«Может быть, и не так, а может… и так! — подумал он. — А коли так… я отдам часть состояния счастливому сопернику, если он излечит меня!»
Он вернулся к себе в номер и в первый раз стал совершенно спокойно перебирать в мыслях всех поклонников панны Изабеллы, которых он видел с нею или в которых знал понаслышке. Он припоминал их многозначительные фразы, нежные взгляды, странные недомолвки, все рассказы панн Мелитон, все толки о панне Изабелле, ходившие среди глазевшей на нее публики. Наконец он облегченно вздохнул: что ж, может быть, вот она, та нить, которая выведет его из лабиринта.
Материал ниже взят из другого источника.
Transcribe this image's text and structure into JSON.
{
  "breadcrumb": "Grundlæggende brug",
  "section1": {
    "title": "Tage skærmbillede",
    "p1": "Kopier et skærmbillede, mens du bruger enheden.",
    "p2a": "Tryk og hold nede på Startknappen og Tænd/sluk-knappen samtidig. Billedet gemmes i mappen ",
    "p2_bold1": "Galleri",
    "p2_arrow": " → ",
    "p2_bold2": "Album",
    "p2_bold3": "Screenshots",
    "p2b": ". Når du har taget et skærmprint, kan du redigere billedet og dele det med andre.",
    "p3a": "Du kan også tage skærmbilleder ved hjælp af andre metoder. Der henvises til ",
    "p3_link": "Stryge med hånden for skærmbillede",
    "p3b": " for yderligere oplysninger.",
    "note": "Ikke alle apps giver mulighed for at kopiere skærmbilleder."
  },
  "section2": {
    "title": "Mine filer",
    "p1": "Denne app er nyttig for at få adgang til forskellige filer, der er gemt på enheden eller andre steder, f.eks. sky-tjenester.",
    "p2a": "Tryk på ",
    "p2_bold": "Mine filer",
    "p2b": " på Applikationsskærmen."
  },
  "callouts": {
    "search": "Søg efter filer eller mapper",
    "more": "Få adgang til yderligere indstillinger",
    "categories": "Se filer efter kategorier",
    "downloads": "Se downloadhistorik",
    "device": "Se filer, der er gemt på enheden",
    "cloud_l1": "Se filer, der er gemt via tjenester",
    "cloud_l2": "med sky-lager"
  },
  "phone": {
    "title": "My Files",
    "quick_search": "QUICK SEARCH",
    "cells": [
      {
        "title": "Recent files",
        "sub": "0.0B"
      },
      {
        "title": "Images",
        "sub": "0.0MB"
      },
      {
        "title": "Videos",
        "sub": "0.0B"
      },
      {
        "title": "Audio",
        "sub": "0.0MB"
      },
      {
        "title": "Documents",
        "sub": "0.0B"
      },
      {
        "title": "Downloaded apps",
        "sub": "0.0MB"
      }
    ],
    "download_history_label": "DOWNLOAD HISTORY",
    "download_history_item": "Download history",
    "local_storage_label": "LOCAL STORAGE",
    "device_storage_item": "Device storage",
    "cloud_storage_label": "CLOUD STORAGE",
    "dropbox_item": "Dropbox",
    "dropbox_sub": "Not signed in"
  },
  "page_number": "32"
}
«Я, вероятно, попаду из него прямо в лабораторию Гейста», — подумал он, чувствуя, что в душу ему запало первое зернышко презрения.
— Она вправе, о, безусловно вправе! — бормотал он, усмехаясь. — Однако каков избранник, а может быть, даже избранники?.. Эге-ге, ну и подлая же я тварь! А Гейст считает меня человеком!
После отъезда Сузина Вокульский вторично перечитал полученное в тот день письмо Жецкого. Старый приказчик мало писал о делах, зато очень много — о пани Ставской, прекрасной и несчастной женщине, муж которой куда-то пропал.
«Ты обяжешь меня на всю жизнь, — писал Жецкий, — если придумаешь, как окончательно выяснить: жив Людвик Ставский или же умер?»
Затем следовало перечисление дат и мест, где пребывал пропавший, после того как покинул Варшаву.
«Ставская? Ставская? — вспоминал Вокульский. — А, знаю! Это та красавица с дочуркой, проживающая в моем доме… Что за странное стечение обстоятельств! Может быть, для того я и купил дом Ленцких, чтобы познакомиться с этой женщиной? Собственно, мне до нее дела нет, раз уж я остаюсь здесь, однако почему не помочь ей, если Жецкий просит? Вот и отлично! Теперь есть предлог сделать подарок баронессе, которую мне так рекомендовал Сузин…»
Он взял адрес баронессы и отправился в квартал Сен-Жермен.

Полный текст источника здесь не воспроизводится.